Anybody in the crazed, sold-out Mississippi Coast Coliseum on May 30, 1999 — has it really been that long? — will remember Woods scoring the game-tying goal in the dying moments of regulation of Game 7 and the two overtimes of drama that produced the championship.

For Woods, it’s his third title. He played on Hershey’s last Calder Cup team in 1997.

For Boudreau, he’s found either a remarkably lucky charm in Woods or a partner with magic chemistry.

“As a supporting figure to a head coach, he was perfect for me,” Boudreau said. “We’re two-for-two, so I don’t think we’re a bad team.”

There had to have been an overwhelming sense of vindication for Boudreau with this season’s ending. Manchester fired him following the 2004-05 season, after a 51-win campaign ended with a fourth straight first-round playoff elimination.

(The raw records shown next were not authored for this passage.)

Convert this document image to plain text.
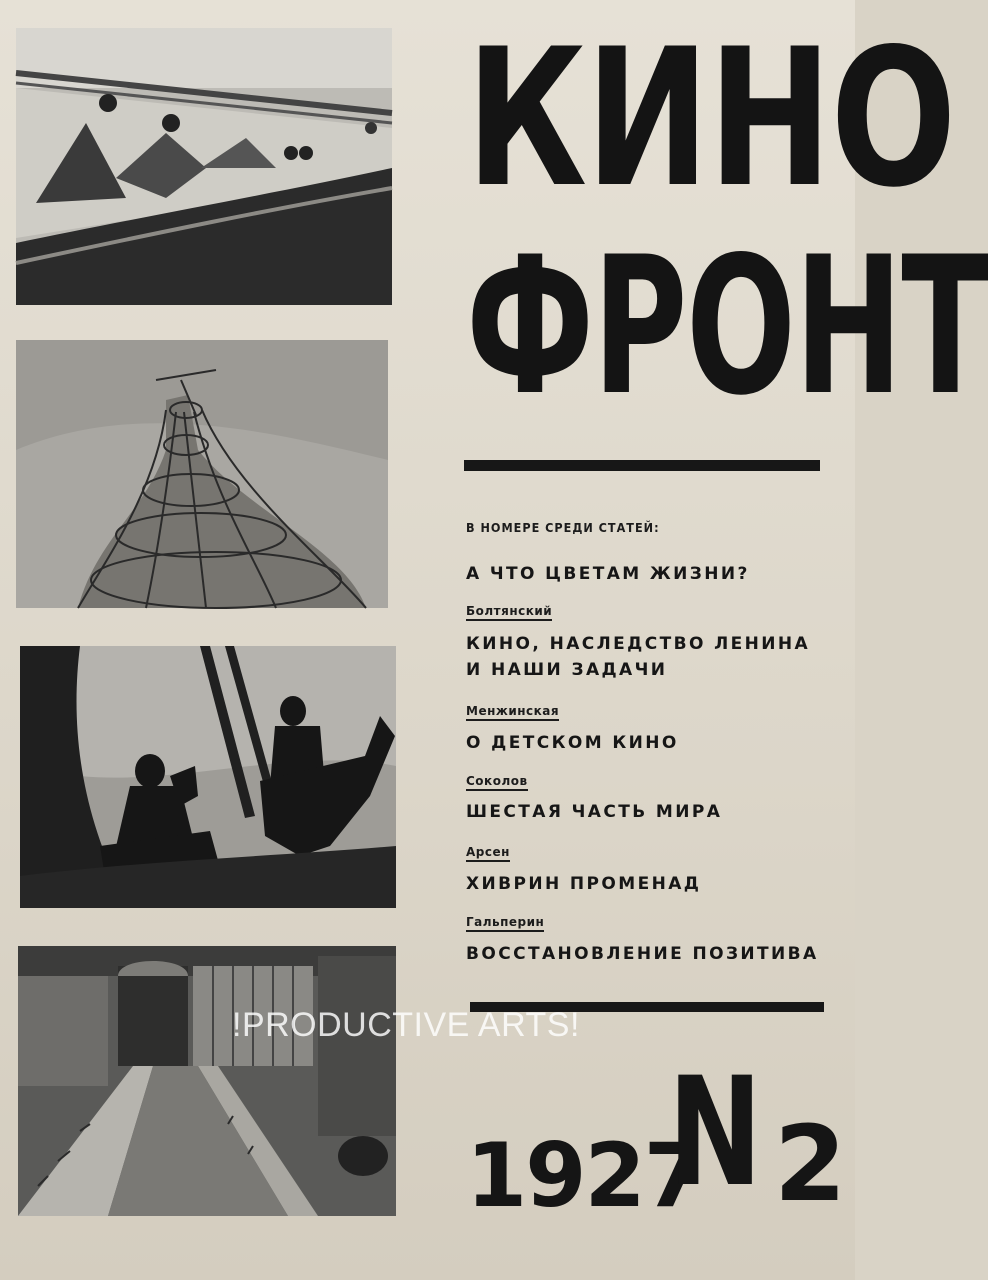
КИНО
ФРОНТ
В НОМЕРЕ СРЕДИ СТАТЕЙ:
А ЧТО ЦВЕТАМ ЖИЗНИ?
Болтянский
КИНО, НАСЛЕДСТВО ЛЕНИНА
И НАШИ ЗАДАЧИ
Менжинская
О ДЕТСКОМ КИНО
Соколов
ШЕСТАЯ ЧАСТЬ МИРА
Арсен
ХИВРИН ПРОМЕНАД
Гальперин
ВОССТАНОВЛЕНИЕ ПОЗИТИВА
1927
N 2
!PRODUCTIVE ARTS!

“It was almost a year ago to the day, June 13,” he said. “You think your world has ended and you think you’re no good at anything anymore.

“And then a year later, you couldn’t be happier you got fired.”

Boudreau landed in Hershey, then plucked Woods, who must certainly have an AHL head-coaching future, from the Sea Wolves before Hurricane Katrina battered them into at least a two-year hiatus. (Woods’ replacement, Steffon Walby, had 47 points on that 1997 Hershey Bears team too, by the way.)

Woods talked Friday about the similarities between the Sea Wolves’ championship team and this one. Both were filled with good character guys who sweated and fought for each other.

Boudreau talked in more specifics. He’d talked about the formula when I visited him a couple years after he left for the AHL.

The first line should be high scoring. Remember Vashi Nedomansky with Cody Bowtell and Mikhail Kravets?

The second line can score and check. Folks who were there will never forget Kelly Hurd undressing two Richmond defenders for the goal that sparked the Kelly Cup comeback, with Kevin Hilton and Chris Schmidt playing alongside.

Boudreau’s third line is a checking line, and he said he had the best in the league both years. Here, it was the Mark Rupnow-John Kosobud-Brad Essex combination.

There was a mix of offensive defensemen (Sean Blanchard, Bob Woods) and stay-at-home guys (Karl Infanger, Patrick Rochon).

It also didn’t hurt that both teams’ goaltenders were named playoffs MVP. Frederic Cassivi was this year’s Travis Scott.

“You don’t have to have absolutely the best players, but the formula really works,” Boudreau said. “If you can bottle up that formula, the combination of players and goaltending, I think you can win a lot of championships.”

Or, you could just hire Bruce Boudreau and Bob Woods. They’re two-for-two together, you know.